Zach grunted slightly and Travis realized he was trying, with great difficulty, to close his fingers. Travis laid a gentle hand on Zach’s trembling wrist and, with his other hand, closed Zach’s fingers around the disk. It was an odd thing, mimicking the move a stranger in the woods had made on him in another time.
Travis met Zach’s eyes, pink and sick, but steady with purpose. The disk remained hidden behind his fingers, pressed against his palm.
For a moment nothing happened and Zach was reminded of Geraldo at Al Capone’s vault: a total letdown. Then a small blue light seeped out from between the cracks of Zach’s closed fingers.
Travis gently opened the hand and saw that the disk was displaying some sort of text in a laser-blue light that looked to be inches deep into the glass, though the disk itself was only a quarter-inch thick.
Travis read the reading on the disk out loud. “Zachary Thomas Dean. Human ID 1223647.” He looked at Zach. Human ID. Had the men in the forest been from another time or another place? Or both? Did it matter? Were they coming back?

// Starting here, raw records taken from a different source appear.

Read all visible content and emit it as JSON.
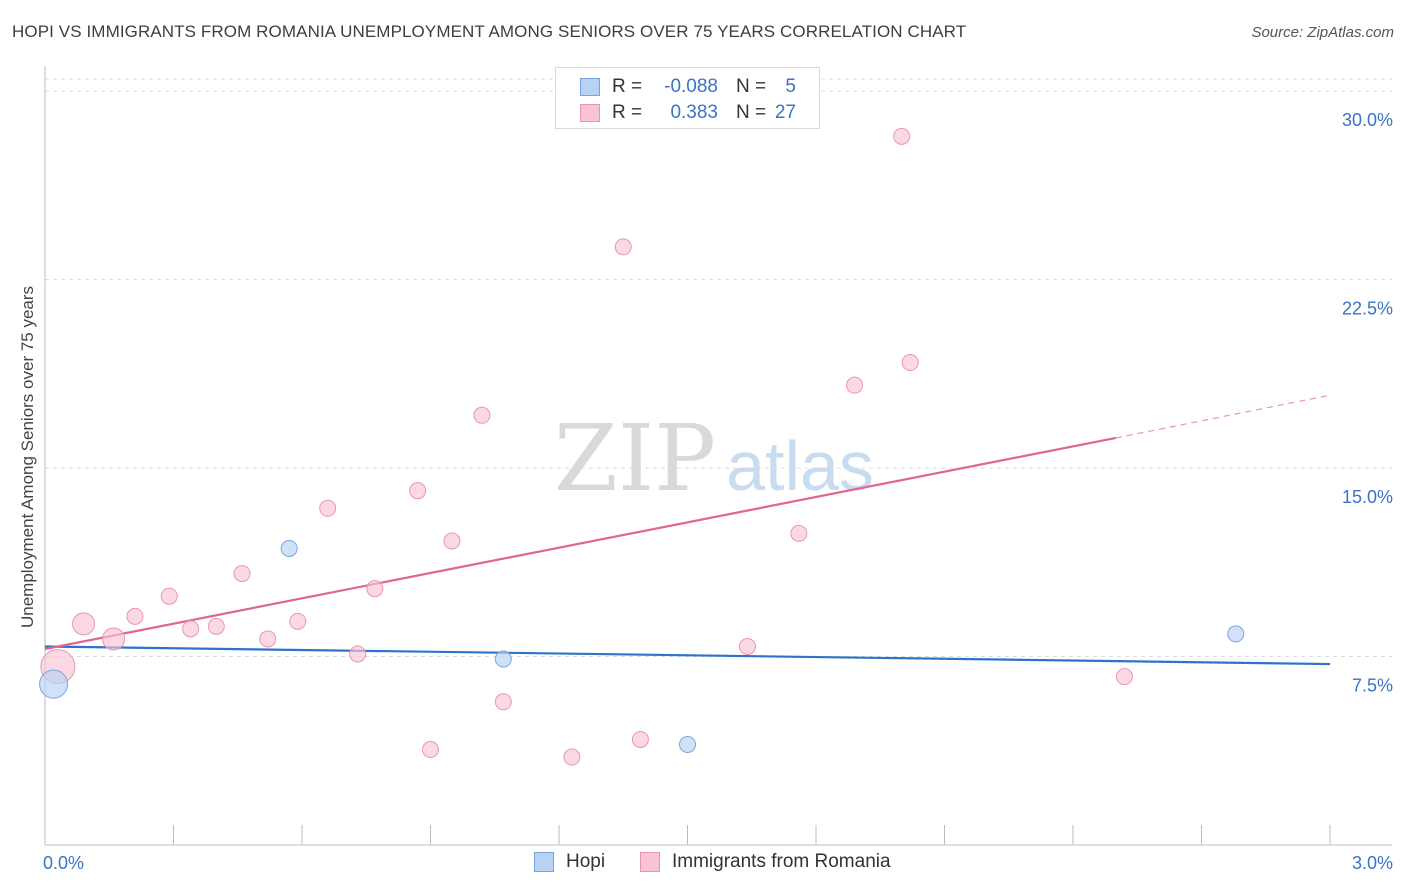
{
  "title": "HOPI VS IMMIGRANTS FROM ROMANIA UNEMPLOYMENT AMONG SENIORS OVER 75 YEARS CORRELATION CHART",
  "source": "Source: ZipAtlas.com",
  "watermark": {
    "zip": "ZIP",
    "atlas": "atlas"
  },
  "colors": {
    "hopi_fill": "#b8d2f4",
    "hopi_stroke": "#7aa5dc",
    "hopi_line": "#2f72c9",
    "romania_fill": "#f9c4d3",
    "romania_stroke": "#e896ae",
    "romania_line": "#e06690",
    "tick_label": "#3a74c4",
    "grid": "#dcdcdc"
  },
  "legend": {
    "rows": [
      {
        "r_label": "R =",
        "r_value": "-0.088",
        "n_label": "N =",
        "n_value": "5"
      },
      {
        "r_label": "R =",
        "r_value": "0.383",
        "n_label": "N =",
        "n_value": "27"
      }
    ]
  },
  "bottom_legend": {
    "hopi": "Hopi",
    "romania": "Immigrants from Romania"
  },
  "chart_data": {
    "type": "scatter",
    "title": "HOPI VS IMMIGRANTS FROM ROMANIA UNEMPLOYMENT AMONG SENIORS OVER 75 YEARS CORRELATION CHART",
    "xlabel": "",
    "ylabel": "Unemployment Among Seniors over 75 years",
    "xlim": [
      0,
      3.0
    ],
    "ylim": [
      0,
      31.0
    ],
    "x_tick_labels": [
      "0.0%",
      "3.0%"
    ],
    "y_ticks": [
      7.5,
      15.0,
      22.5,
      30.0
    ],
    "y_tick_labels": [
      "7.5%",
      "15.0%",
      "22.5%",
      "30.0%"
    ],
    "series": [
      {
        "name": "Hopi",
        "points": [
          {
            "x": 0.02,
            "y": 6.4,
            "size": "large"
          },
          {
            "x": 0.57,
            "y": 11.8,
            "size": "small"
          },
          {
            "x": 1.07,
            "y": 7.4,
            "size": "small"
          },
          {
            "x": 1.5,
            "y": 4.0,
            "size": "small"
          },
          {
            "x": 2.78,
            "y": 8.4,
            "size": "small"
          }
        ],
        "trend": {
          "x0": 0.0,
          "y0": 7.9,
          "x1": 3.0,
          "y1": 7.2
        }
      },
      {
        "name": "Immigrants from Romania",
        "points": [
          {
            "x": 0.03,
            "y": 7.1,
            "size": "xlarge"
          },
          {
            "x": 0.09,
            "y": 8.8,
            "size": "medium"
          },
          {
            "x": 0.16,
            "y": 8.2,
            "size": "medium"
          },
          {
            "x": 0.21,
            "y": 9.1,
            "size": "small"
          },
          {
            "x": 0.29,
            "y": 9.9,
            "size": "small"
          },
          {
            "x": 0.34,
            "y": 8.6,
            "size": "small"
          },
          {
            "x": 0.4,
            "y": 8.7,
            "size": "small"
          },
          {
            "x": 0.46,
            "y": 10.8,
            "size": "small"
          },
          {
            "x": 0.52,
            "y": 8.2,
            "size": "small"
          },
          {
            "x": 0.59,
            "y": 8.9,
            "size": "small"
          },
          {
            "x": 0.66,
            "y": 13.4,
            "size": "small"
          },
          {
            "x": 0.73,
            "y": 7.6,
            "size": "small"
          },
          {
            "x": 0.77,
            "y": 10.2,
            "size": "small"
          },
          {
            "x": 0.87,
            "y": 14.1,
            "size": "small"
          },
          {
            "x": 0.9,
            "y": 3.8,
            "size": "small"
          },
          {
            "x": 0.95,
            "y": 12.1,
            "size": "small"
          },
          {
            "x": 1.02,
            "y": 17.1,
            "size": "small"
          },
          {
            "x": 1.07,
            "y": 5.7,
            "size": "small"
          },
          {
            "x": 1.23,
            "y": 3.5,
            "size": "small"
          },
          {
            "x": 1.35,
            "y": 23.8,
            "size": "small"
          },
          {
            "x": 1.39,
            "y": 4.2,
            "size": "small"
          },
          {
            "x": 1.64,
            "y": 7.9,
            "size": "small"
          },
          {
            "x": 1.76,
            "y": 12.4,
            "size": "small"
          },
          {
            "x": 1.89,
            "y": 18.3,
            "size": "small"
          },
          {
            "x": 2.0,
            "y": 28.2,
            "size": "small"
          },
          {
            "x": 2.02,
            "y": 19.2,
            "size": "small"
          },
          {
            "x": 2.52,
            "y": 6.7,
            "size": "small"
          }
        ],
        "trend": {
          "x0": 0.0,
          "y0": 7.8,
          "x1": 2.5,
          "y1": 16.2,
          "x_dash_end": 3.0,
          "y_dash_end": 17.9
        }
      }
    ]
  }
}
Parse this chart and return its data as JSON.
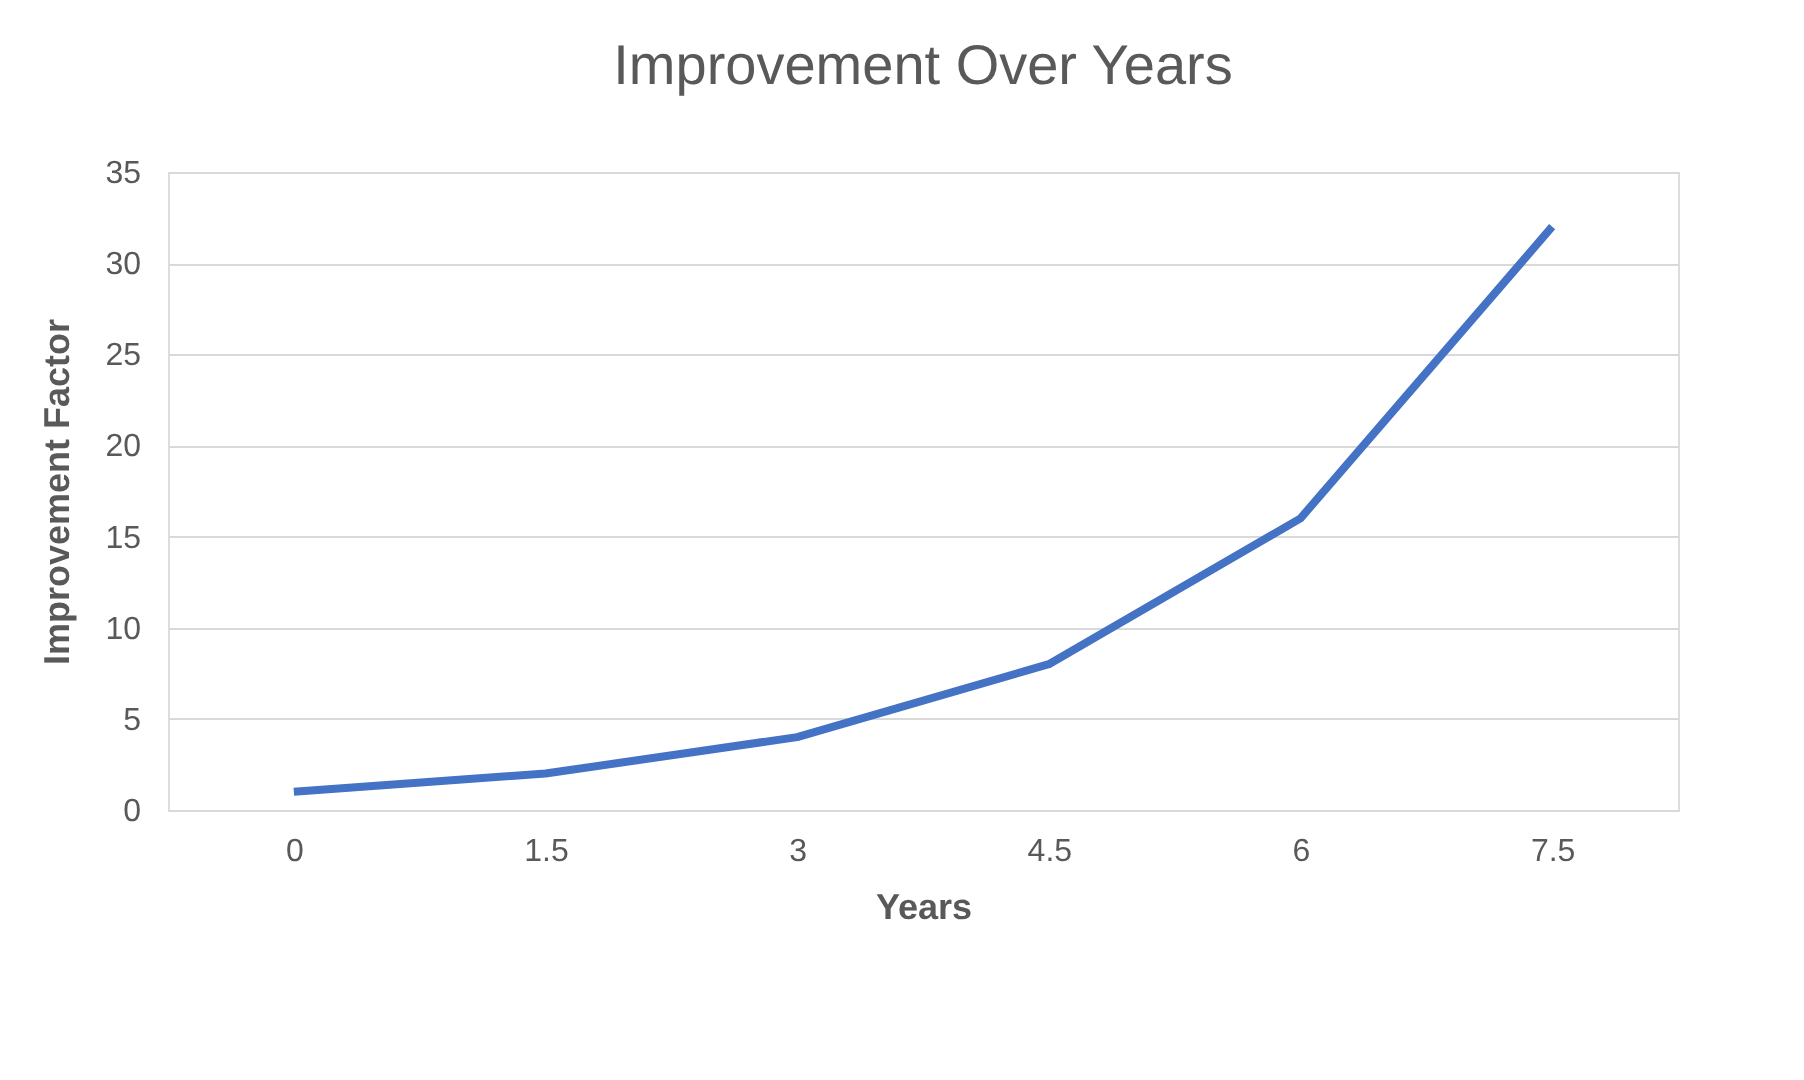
{
  "chart_data": {
    "type": "line",
    "title": "Improvement Over Years",
    "xlabel": "Years",
    "ylabel": "Improvement Factor",
    "categories": [
      "0",
      "1.5",
      "3",
      "4.5",
      "6",
      "7.5"
    ],
    "series": [
      {
        "color": "#4472c4",
        "values": [
          1,
          2,
          4,
          8,
          16,
          32
        ]
      }
    ],
    "ylim": [
      0,
      35
    ],
    "yticks": [
      0,
      5,
      10,
      15,
      20,
      25,
      30,
      35
    ],
    "grid": "y",
    "legend": false,
    "marker": "none",
    "line_style": "solid"
  }
}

Travis’s hands went to his head. The room was spinning. The reality of what they held began to hit him. He leaned over slowly and closed Zach’s fingers around the disk again. The light seeped through once more and again Travis read the text out loud: “Birthdate... It’s blinking... Here it is. Birthdate: October 8th, 1977...” Travis blinked. “It’s an identification device. He was trying to ID me before he shot me in the head. But why?”
A strange look crossed over Zach’s eyes, as though he had been hit by some small realization. He looked at Travis and eked out a single word: “Again.”
Travis closed his friend’s fingers around the disk one last time and the blue light flashed. He opened Zach’s fingers and read the words, “Date of Death...” Travis trailed off. Zach looked at him expectantly.
“It’s blinking,” Travis said.
Zach maintained his steady gaze. His eyes said, Just tell me.
The words appeared. Travis felt a lump in his throat as he said, “Date of Death... April 11, 2013... That’s tomorrow.”
Zach smiled. “Well,” he said in his weak, cracked voice, “that sucks.”